Arguments between the kids tend to escalate. One kid says something. Another responds. Pretty soon, there’s a push. Then a shove. Then a hit. Then all out war. I haven’t let squabbles escalate for a very long time because two of my kids are bigger than I am now; I wouldn’t be able to stop the war!
When we’re burning leaves, we always have the hose nearby. I certainly don’t want to set the whole forest on fire because the fire got away from me.

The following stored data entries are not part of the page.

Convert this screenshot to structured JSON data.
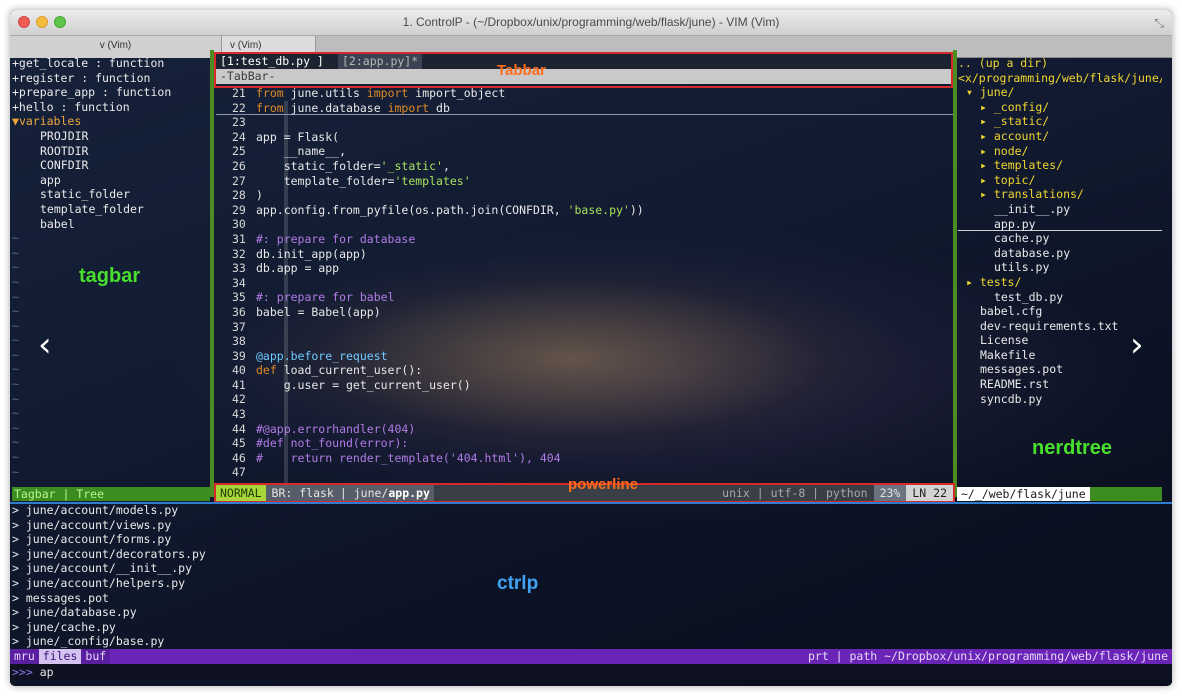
{
  "window": {
    "title": "1. ControlP - (~/Dropbox/unix/programming/web/flask/june) - VIM (Vim)",
    "tabs": [
      "v (Vim)",
      "v (Vim)"
    ]
  },
  "vim_tabs": {
    "active": "[1:test_db.py ]",
    "inactive": "[2:app.py]*",
    "tabbar_line": "-TabBar-"
  },
  "tagbar": {
    "functions": [
      "+get_locale : function",
      "+register : function",
      "+prepare_app : function",
      "+hello : function"
    ],
    "section": "variables",
    "variables": [
      "PROJDIR",
      "ROOTDIR",
      "CONFDIR",
      "app",
      "static_folder",
      "template_folder",
      "babel"
    ],
    "status": "Tagbar | Tree"
  },
  "code_lines": [
    {
      "n": "21",
      "t": "from june.utils import import_object"
    },
    {
      "n": "22",
      "t": "from june.database import db"
    },
    {
      "n": "23",
      "t": ""
    },
    {
      "n": "24",
      "t": "app = Flask("
    },
    {
      "n": "25",
      "t": "    __name__,"
    },
    {
      "n": "26",
      "t": "    static_folder='_static',"
    },
    {
      "n": "27",
      "t": "    template_folder='templates'"
    },
    {
      "n": "28",
      "t": ")"
    },
    {
      "n": "29",
      "t": "app.config.from_pyfile(os.path.join(CONFDIR, 'base.py'))"
    },
    {
      "n": "30",
      "t": ""
    },
    {
      "n": "31",
      "t": "#: prepare for database"
    },
    {
      "n": "32",
      "t": "db.init_app(app)"
    },
    {
      "n": "33",
      "t": "db.app = app"
    },
    {
      "n": "34",
      "t": ""
    },
    {
      "n": "35",
      "t": "#: prepare for babel"
    },
    {
      "n": "36",
      "t": "babel = Babel(app)"
    },
    {
      "n": "37",
      "t": ""
    },
    {
      "n": "38",
      "t": ""
    },
    {
      "n": "39",
      "t": "@app.before_request"
    },
    {
      "n": "40",
      "t": "def load_current_user():"
    },
    {
      "n": "41",
      "t": "    g.user = get_current_user()"
    },
    {
      "n": "42",
      "t": ""
    },
    {
      "n": "43",
      "t": ""
    },
    {
      "n": "44",
      "t": "#@app.errorhandler(404)"
    },
    {
      "n": "45",
      "t": "#def not_found(error):"
    },
    {
      "n": "46",
      "t": "#    return render_template('404.html'), 404"
    },
    {
      "n": "47",
      "t": ""
    }
  ],
  "powerline": {
    "mode": "NORMAL",
    "branch": "BR: flask",
    "file_dir": "june/",
    "file_name": "app.py",
    "encoding_info": "unix | utf-8 | python",
    "percent": "23%",
    "ln": "LN",
    "line_no": "22"
  },
  "nerdtree": {
    "up": ".. (up a dir)",
    "path": "<x/programming/web/flask/june/",
    "items": [
      {
        "t": "▾ june/",
        "k": "dir",
        "indent": 0
      },
      {
        "t": "▸ _config/",
        "k": "dir",
        "indent": 1
      },
      {
        "t": "▸ _static/",
        "k": "dir",
        "indent": 1
      },
      {
        "t": "▸ account/",
        "k": "dir",
        "indent": 1
      },
      {
        "t": "▸ node/",
        "k": "dir",
        "indent": 1
      },
      {
        "t": "▸ templates/",
        "k": "dir",
        "indent": 1
      },
      {
        "t": "▸ topic/",
        "k": "dir",
        "indent": 1
      },
      {
        "t": "▸ translations/",
        "k": "dir",
        "indent": 1
      },
      {
        "t": "__init__.py",
        "k": "file",
        "indent": 2
      },
      {
        "t": "app.py",
        "k": "file",
        "indent": 2,
        "cursor": true
      },
      {
        "t": "cache.py",
        "k": "file",
        "indent": 2
      },
      {
        "t": "database.py",
        "k": "file",
        "indent": 2
      },
      {
        "t": "utils.py",
        "k": "file",
        "indent": 2
      },
      {
        "t": "▸ tests/",
        "k": "dir",
        "indent": 0
      },
      {
        "t": "test_db.py",
        "k": "file",
        "indent": 2
      },
      {
        "t": "babel.cfg",
        "k": "file",
        "indent": 1
      },
      {
        "t": "dev-requirements.txt",
        "k": "file",
        "indent": 1
      },
      {
        "t": "License",
        "k": "file",
        "indent": 1
      },
      {
        "t": "Makefile",
        "k": "file",
        "indent": 1
      },
      {
        "t": "messages.pot",
        "k": "file",
        "indent": 1
      },
      {
        "t": "README.rst",
        "k": "file",
        "indent": 1
      },
      {
        "t": "syncdb.py",
        "k": "file",
        "indent": 1
      }
    ],
    "status": "~/_/web/flask/june"
  },
  "ctrlp": {
    "items": [
      "> june/account/models.py",
      "> june/account/views.py",
      "> june/account/forms.py",
      "> june/account/decorators.py",
      "> june/account/__init__.py",
      "> june/account/helpers.py",
      "> messages.pot",
      "> june/database.py",
      "> june/cache.py",
      "> june/_config/base.py"
    ],
    "modes": [
      "mru",
      "files",
      "buf"
    ],
    "status_right": "prt | path ~/Dropbox/unix/programming/web/flask/june",
    "prompt_chars": ">>>",
    "prompt_text": " ap"
  },
  "annotations": {
    "tabbar": "Tabbar",
    "tagbar": "tagbar",
    "powerline": "powerline",
    "nerdtree": "nerdtree",
    "ctrlp": "ctrlp"
  },
  "colors": {
    "annotation_orange": "#ff6c1a",
    "annotation_green": "#48e02c",
    "annotation_blue": "#3fa4f2",
    "split_green": "#3c8c22",
    "ctrlp_purple": "#6a25b7"
  }
}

I remember cooking doughnuts once when I was a teenager. I was home alone - planning a surprise for my family when they returned. I heated the oil, but as it started smoking, I got scared. I decided I needed to get that oil cooled off quickly before it caught on fire. Putting the pan of hot oil under the kitchen faucet wasn’t the brightest idea I’ve ever had. The resulting explosion of oil left little burn spots all over my hands, neck and face. But I knew I didn’t want the oil so hot that it would catch on fire. What a disaster that would have been! Sometimes the solution to stopping the runaway situation isn’t the best solution either! I should’ve considered just taking it off the burner and letting it cool down by itself.
Then there’s riding horseback. Sometimes on frosty mornings, the horses are pretty frisky. They feel good and want to run. I’ve been on the back of a horse who got the bit between his teeth and there was nothing I could do to stop him. Just like a fire burning out of control, that horse had his head and he was going . . . straight back to the barn. He was ready for some oats and there was nothing I could do about it.

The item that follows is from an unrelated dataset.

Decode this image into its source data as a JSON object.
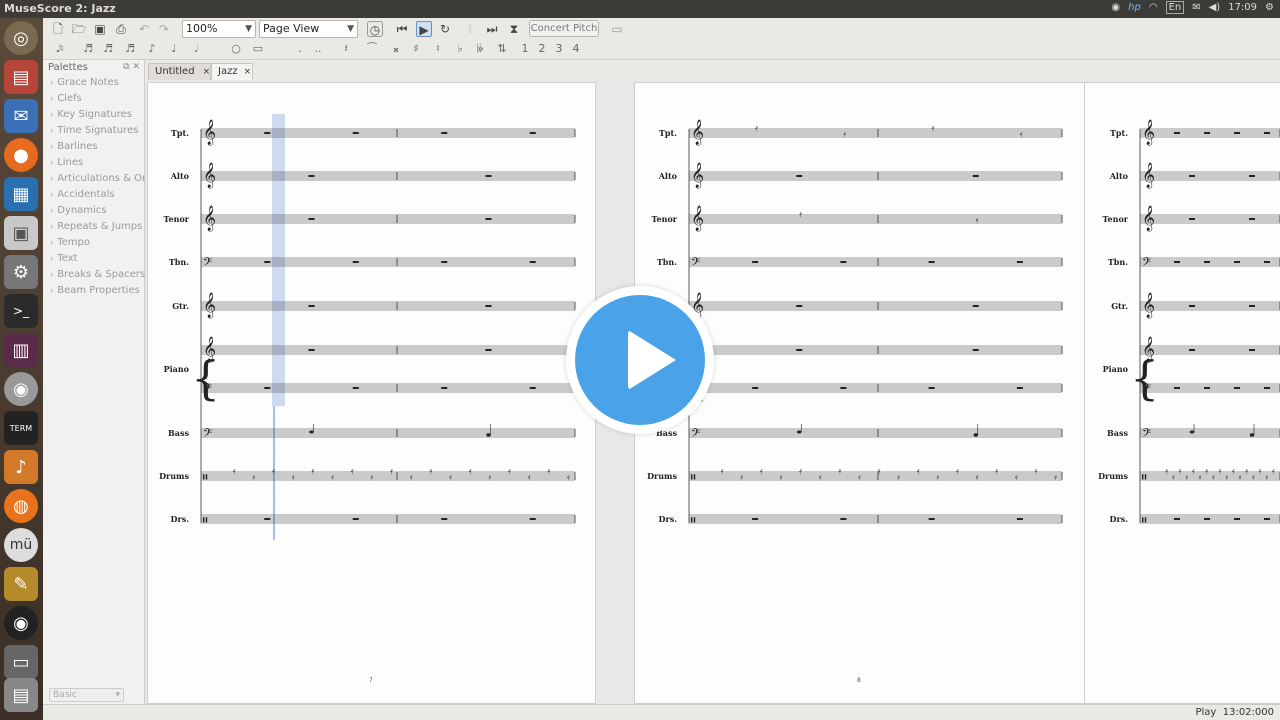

I can’t help thinking about the spiritual application: there are some avalanches it would be better not to start. 1 Corinthians 15:33 says, “Bad company corrupts good character.” If I hang out with people who don’t love God, they can start me on a path away from God as well. Proverbs 13:20 says it this way: “He who walks with the wise grows wise, but a companion of fools suffers harm.” I think about the people around me, who influence me. Which of them encourage me and exhort me to seek God and and a closer relationship with Him?
Similarly, the tongue, James 3:6 says, “corrupts the whole person, sets the whole course of his life on fire, and is itself set on fire by hell.” It only takes a thoughtless comment to start a whole chain of events that can never be reversed. Feelings are hurt. Choices are made. Consequences ensue. No amount of regret can produce a magic eraser to make the words disappear as if they’d never been. There are rarely “do-overs” in real life.

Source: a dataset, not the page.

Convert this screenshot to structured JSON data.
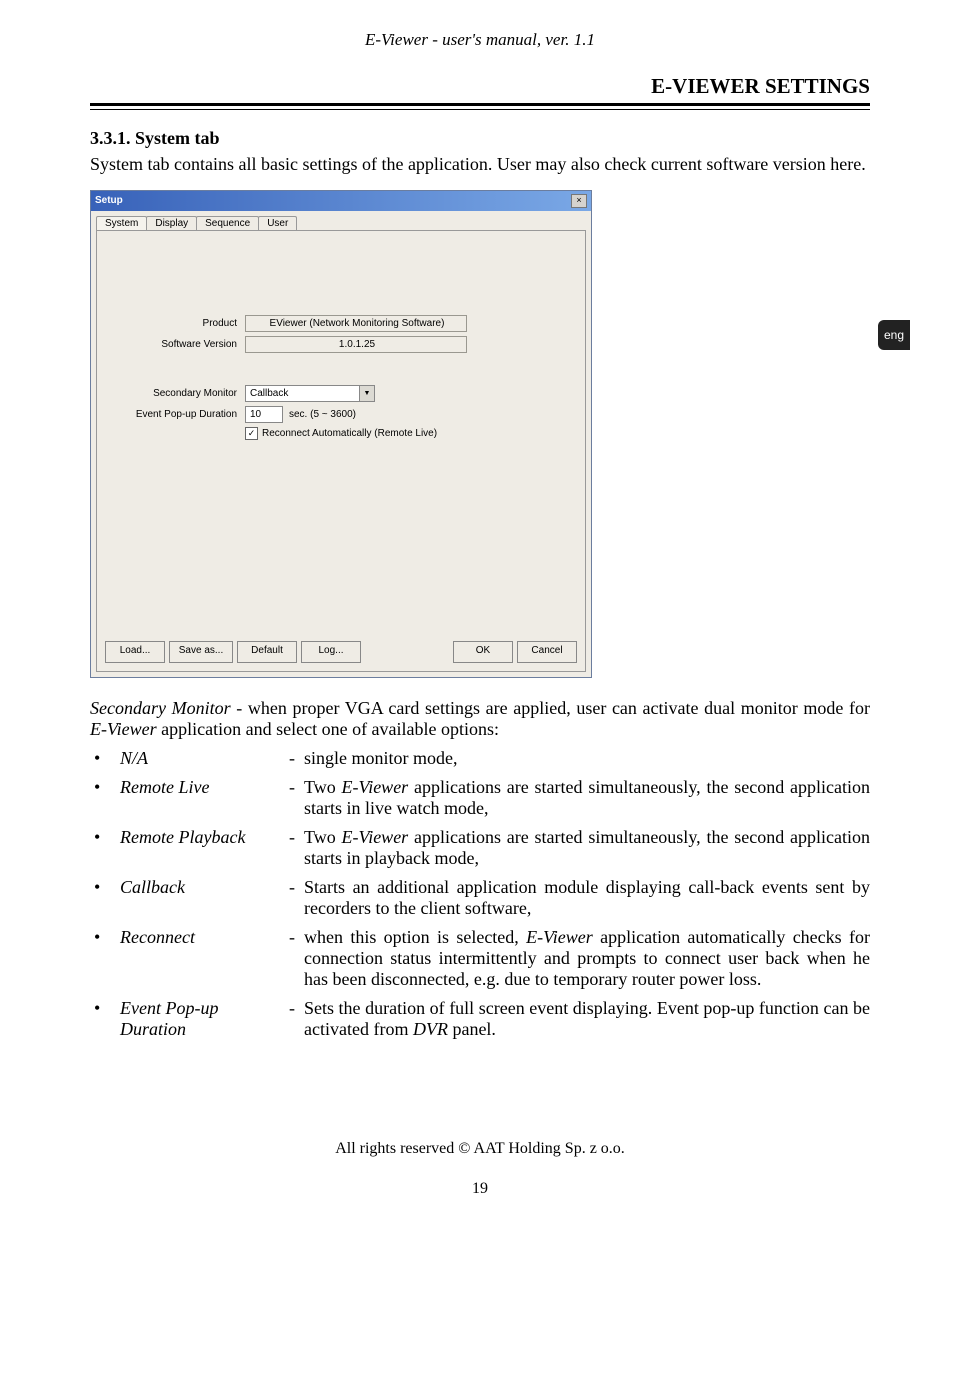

It would behoove me to think carefully about my choices - both in actions and words - and the potential outcomes. There are many opportunities to crash and burn in this life, and those crashes can leave a huge field of disaster from which little can be salvaged. Proverbs 22:3 says, “A prudent man sees danger and takes refuge, but the simple keep going and suffer for it.”
We all have mountains to climb and valleys to traverse. Our goal is to travel with God, seeking His guidance and direction. Otherwise, there are going to be some runaway disasters. In those cases, perhaps there’ll be just enough, as C.W. McCall says, to be picked up “with a stick and a spoon.”